Open taddallas opened 7 years ago

taddallas commented 7 years ago

@awpark The manuscript looks really promising. I was careful to not really change too much of the text itself, and my comments are embedded in the Rmd file commented out html-style i.e., . Most of the comments are very "stream of consciousness". Given the number of comments you'll likely get on this draft, I can wait to provide more detailed comments. Also, if you have any particular aspect you'd like me to help with, let me know.

My edits are on the tad branch.

I did change the directory structure and the code to reproduce the figures, moving library calls to the beginning of the file, and making paths relative so that the directory is a bit more organized. This is just my OCD, and I apologize if I'm throwing a wrench into your repo structure.

The current csl file is for Biology Letters. Is this the target journal?

taddallas commented 7 years ago

Adding my comments on the most recent draft here (based on commit 94f0877).
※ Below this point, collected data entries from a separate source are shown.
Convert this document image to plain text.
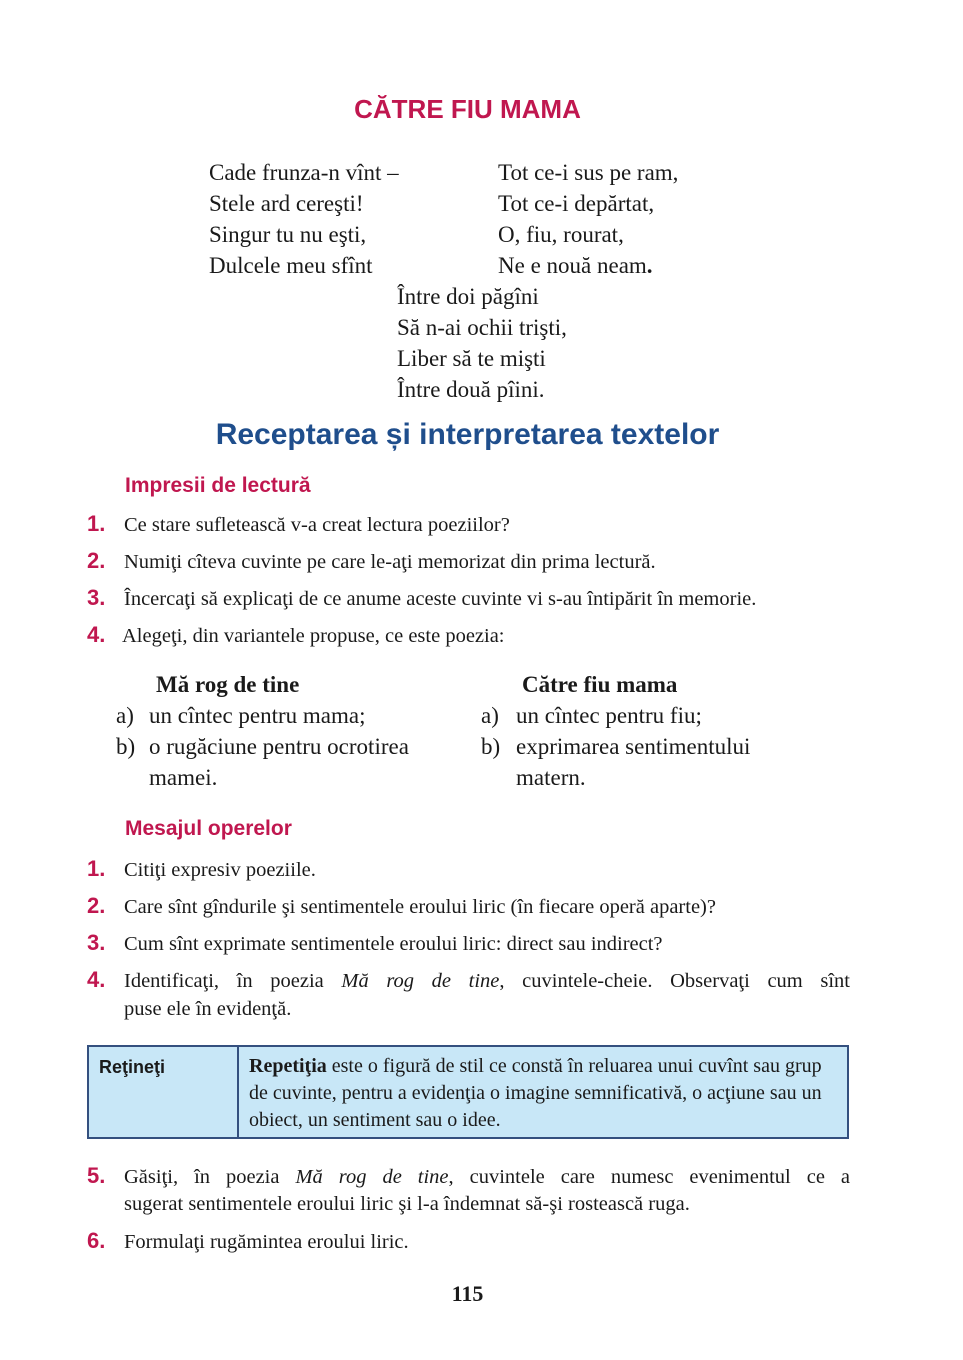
CĂTRE FIU MAMA
Cade frunza-n vînt –
Stele ard cereşti!
Singur tu nu eşti,
Dulcele meu sfînt
Tot ce-i sus pe ram,
Tot ce-i depărtat,
O, fiu, rourat,
Ne e nouă neam.
Între doi păgîni
Să n-ai ochii trişti,
Liber să te mişti
Între două pîini.
Receptarea și interpretarea textelor
Impresii de lectură
1. Ce stare sufletească v-a creat lectura poeziilor?
2. Numiţi cîteva cuvinte pe care le-aţi memorizat din prima lectură.
3. Încercaţi să explicaţi de ce anume aceste cuvinte vi s-au întipărit în memorie.
4. Alegeţi, din variantele propuse, ce este poezia:
Mă rog de tine
a) un cîntec pentru mama;
b) o rugăciune pentru ocrotirea
mamei.
Către fiu mama
a) un cîntec pentru fiu;
b) exprimarea sentimentului
matern.
Mesajul operelor
1. Citiţi expresiv poeziile.
2. Care sînt gîndurile şi sentimentele eroului liric (în fiecare operă aparte)?
3. Cum sînt exprimate sentimentele eroului liric: direct sau indirect?
4. Identificaţi, în poezia Mă rog de tine, cuvintele-cheie. Observaţi cum sînt
puse ele în evidenţă.
Reţineţi	Repetiţia este o figură de stil ce constă în reluarea unui cuvînt sau grup de cuvinte, pentru a evidenţia o imagine semnificativă, o acţiune sau un obiect, un sentiment sau o idee.
5. Găsiţi, în poezia Mă rog de tine, cuvintele care numesc evenimentul ce a
sugerat sentimentele eroului liric şi l-a îndemnat să-şi rostească ruga.
6. Formulaţi rugămintea eroului liric.
115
It's looking solid. Toss some line numbers on it and tidy up the code for distribution and I'm ready to sign off on it. One small note about code. If you're planning on distributing through figshare or Dryad (I think), the repo structure has to be flat. I always forgot, and place things in folders (e.g., Data), and then kick myself later for it.
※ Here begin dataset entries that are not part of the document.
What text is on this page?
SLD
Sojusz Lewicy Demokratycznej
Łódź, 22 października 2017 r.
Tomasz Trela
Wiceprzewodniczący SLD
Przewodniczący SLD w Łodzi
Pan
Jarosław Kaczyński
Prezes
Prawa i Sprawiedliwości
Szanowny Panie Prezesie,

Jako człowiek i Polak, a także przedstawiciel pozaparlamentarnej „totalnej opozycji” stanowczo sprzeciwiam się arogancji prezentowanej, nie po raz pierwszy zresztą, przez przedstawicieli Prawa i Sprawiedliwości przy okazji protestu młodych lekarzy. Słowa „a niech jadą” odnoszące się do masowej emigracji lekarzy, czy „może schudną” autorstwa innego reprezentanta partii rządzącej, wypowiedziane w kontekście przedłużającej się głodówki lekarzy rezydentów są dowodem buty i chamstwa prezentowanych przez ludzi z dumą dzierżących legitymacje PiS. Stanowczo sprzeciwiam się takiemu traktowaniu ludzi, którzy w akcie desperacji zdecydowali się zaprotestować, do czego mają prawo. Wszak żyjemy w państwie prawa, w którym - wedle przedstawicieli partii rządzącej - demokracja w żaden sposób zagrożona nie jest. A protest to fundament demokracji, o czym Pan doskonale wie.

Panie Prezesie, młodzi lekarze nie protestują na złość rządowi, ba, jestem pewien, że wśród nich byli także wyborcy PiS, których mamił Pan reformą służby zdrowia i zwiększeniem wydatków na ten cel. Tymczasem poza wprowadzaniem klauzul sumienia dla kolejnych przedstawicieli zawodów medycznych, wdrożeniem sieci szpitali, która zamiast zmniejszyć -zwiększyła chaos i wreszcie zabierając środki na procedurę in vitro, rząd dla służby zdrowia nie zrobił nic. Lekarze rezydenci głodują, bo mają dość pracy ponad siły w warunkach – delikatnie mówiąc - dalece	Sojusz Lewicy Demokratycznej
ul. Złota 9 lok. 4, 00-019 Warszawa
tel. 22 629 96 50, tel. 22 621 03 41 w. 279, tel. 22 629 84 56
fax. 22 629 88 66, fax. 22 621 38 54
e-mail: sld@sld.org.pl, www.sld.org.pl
A couple of small comments:

"Closely related host species not only share common evolutionary history, and thus common parasites, at least until divergence in the more recent past [20,21], they also show higher similarity in their biology than distantly related hosts [22–24], including characteristics associated with immune responses, and behaviors that can modify potential for host switching [25–27]"

This sentence is a bit convoluted. Perhaps break into two?

Figure 3 and associated text in results.

Is it possible to compare the two distributions statistically? I'm thinking of something like the Kolmogorov–Smirnov test or maybe some likelihood ratio test magic?

subtending?

Had to Google that one. Is this the word you meant to use, and is there a more intuitive way to say this?

"specalist", "preivous", "specificty", and "exagerate" typos in discussion

Supplemental Table S1

Use xtable to produce pretty tables from R code. I know knitr has some functionality for this with the kable function, but I don't know if that gives you enough control over the table.